The majority of mutual aid participants, like Wang, can't afford commercial health insurance, which costs about $100 a year and provides about the same coverage as mutual aid. According to the Ant Group whitepaper, nearly 80% of all online mutual aid members have an annual salary lower than $15,000, and 72% are from rural areas, small towns or "third tier" cities. For them, mutual aid is the only affordable and accessible insurance alternative. And it can be life-changing for the group of beneficiaries who need, and receive, payouts.
Wang later joined two more similar platforms, Alibaba's Xiang Hu Bao and DiDi's Diandi Shouhu, because she feared the maximum payout on one mutual aid platform would not be enough to pay serious medical bills.
On March 26, Waterdrop announced it would soon close its 5-year-old mutual aid platform, once the core of its business. Like all participants, Wang was offered free one-year commercial medical insurance as compensation, which she doesn't intend to renew.
A failing business
Tech giants are less and less interested in mutual aid because the profit margins turn out to be narrow or even nonexistent.
In theory, big internet platforms are eminently capable of pulling off mutual aid, a business that requires large scale to work. The success of the fintech revolution in China in recent years means companies like Alibaba and Meituan can easily reach the wallet of hundreds of millions of people. The large amount of data they collect also helps them reduce risk: In the absence of a national credit system, Alibaba is using its own personal credit database, Zhima Credit, to determine the eligibility of every Xiang Hu Bao applicant.
There's just one problem: Compared to other more lucrative businesses like micro-lending, mutual aid offers tiny profits.
After its service closed, an unnamed Waterdrop employee told China Business Journal that the company's mutual aid product didn't make any money at all. "It would be good enough if it didn't lose money," the employee said. In Xiang Hu Bao's 2020 annual report, the industry leader also said it had never turned an annual net profit.
"They wanted to explore first, and find the profitability model later on, but that has failed," He Xiaowei, a Beijing-based associate professor at the University of International Business and Economics, told Protocol.

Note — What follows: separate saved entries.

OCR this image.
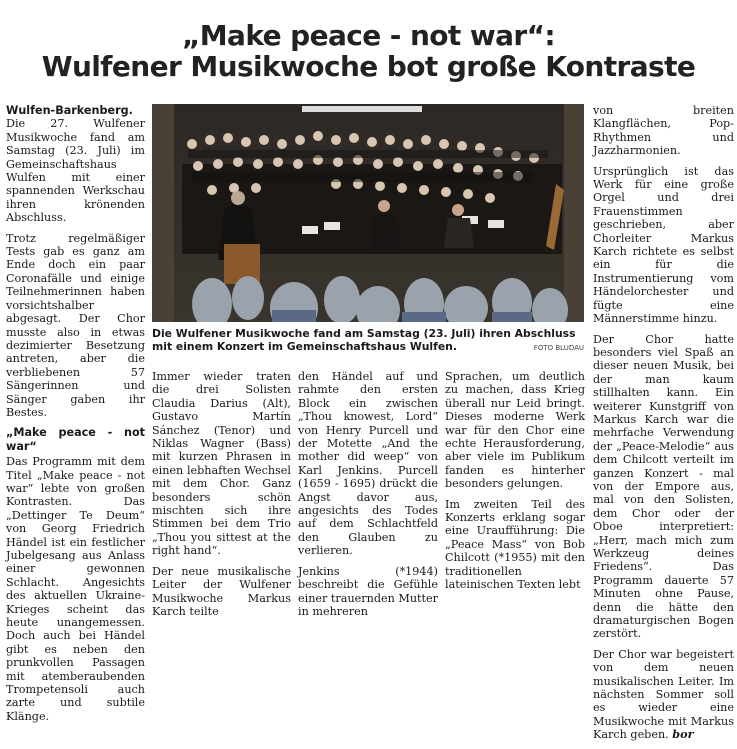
„Make peace - not war“:
Wulfener Musikwoche bot große Kontraste

Wulfen-Barkenberg. Die 27. Wulfener Musikwoche fand am Samstag (23. Juli) im Gemeinschaftshaus Wulfen mit einer spannenden Werkschau ihren krönenden Abschluss.

Trotz regelmäßiger Tests gab es ganz am Ende doch ein paar Coronafälle und einige Teilnehmerinnen haben vorsichtshalber abgesagt. Der Chor musste also in etwas dezimierter Besetzung antreten, aber die verbliebenen 57 Sängerinnen und Sänger gaben ihr Bestes.

„Make peace - not war“

Das Programm mit dem Titel „Make peace - not war“ lebte von großen Kontrasten. Das „Dettinger Te Deum“ von Georg Friedrich Händel ist ein festlicher Jubelgesang aus Anlass einer gewonnen Schlacht. Angesichts des aktuellen Ukraine-Krieges scheint das heute unangemessen. Doch auch bei Händel gibt es neben den prunkvollen Passagen mit atemberaubenden Trompetensoli auch zarte und subtile Klänge.

Die Wulfener Musikwoche fand am Samstag (23. Juli) ihren Abschluss mit einem Konzert im Gemeinschaftshaus Wulfen.	FOTO BLUDAU

Immer wieder traten die drei Solisten Claudia Darius (Alt), Gustavo Martín Sánchez (Tenor) und Niklas Wagner (Bass) mit kurzen Phrasen in einen lebhaften Wechsel mit dem Chor. Ganz besonders schön mischten sich ihre Stimmen bei dem Trio „Thou you sittest at the right hand“.

Der neue musikalische Leiter der Wulfener Musikwoche Markus Karch teilte

den Händel auf und rahmte den ersten Block ein zwischen „Thou knowest, Lord“ von Henry Purcell und der Motette „And the mother did weep“ von Karl Jenkins. Purcell (1659 - 1695) drückt die Angst davor aus, angesichts des Todes auf dem Schlachtfeld den Glauben zu verlieren.

Jenkins (*1944) beschreibt die Gefühle einer trauernden Mutter in mehreren

Sprachen, um deutlich zu machen, dass Krieg überall nur Leid bringt. Dieses moderne Werk war für den Chor eine echte Herausforderung, aber viele im Publikum fanden es hinterher besonders gelungen.

Im zweiten Teil des Konzerts erklang sogar eine Uraufführung: Die „Peace Mass“ von Bob Chilcott (*1955) mit den traditionellen lateinischen Texten lebt

von breiten Klangflächen, Pop-Rhythmen und Jazzharmonien.

Ursprünglich ist das Werk für eine große Orgel und drei Frauenstimmen geschrieben, aber Chorleiter Markus Karch richtete es selbst ein für die Instrumentierung vom Händelorchester und fügte eine Männerstimme hinzu.

Der Chor hatte besonders viel Spaß an dieser neuen Musik, bei der man kaum stillhalten kann. Ein weiterer Kunstgriff von Markus Karch war die mehrfache Verwendung der „Peace-Melodie“ aus dem Chilcott verteilt im ganzen Konzert - mal von der Empore aus, mal von den Solisten, dem Chor oder der Oboe interpretiert: „Herr, mach mich zum Werkzeug deines Friedens“. Das Programm dauerte 57 Minuten ohne Pause, denn die hätte den dramaturgischen Bogen zerstört.

Der Chor war begeistert von dem neuen musikalischen Leiter. Im nächsten Sommer soll es wieder eine Musikwoche mit Markus Karch geben. bor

The future looks even darker: Members are quitting services like Xiang Hu Bao in droves as monthly premiums rise to levels they aren't comfortable paying. Without enough members paying in, costs could rise further, pushing mutual aid into a death spiral.
When Waterdrop closed its mutual aid service in March, CEO Shen Peng published an open letter. "Ultimately, online mutual aid is not insurance," he wrote. "Its future remains uncertain."
Shen's letter hinted at the murky regulatory status of mutual aid. Even today, online mutual aid platforms are not being explicitly regulated in China as an insurance product or any other sort of financial activity.
This used to be the norm for Chinese fintech innovations. For years, tech companies stayed ahead of regulators, combining technology and finance in ways that don't fit into any traditional category. Regulators have also been cautious to act, reluctant to stand in the way of innovation.
That has all changed, with Chinese financial regulators taking a much more active role. Mutual aid is one of the products under scrutiny, even though its systemic risks are low.
In September 2020, the China Banking and Insurance Regulatory Commission published an article on illegal commercial insurance activities widely seen as signalling more forthcoming regulation. "The online mutual aid platforms that have been growing unchecked recently have the characteristics of commercial insurance," the article says, "but currently there are no dedicated oversight entities or regulatory standards, so it's in an awkward situation with no supervision."
He Xiaowei, the insurance studies professor, expects the mutual aid market to worsen further. "There's no evidence indicating the market will grow," he said.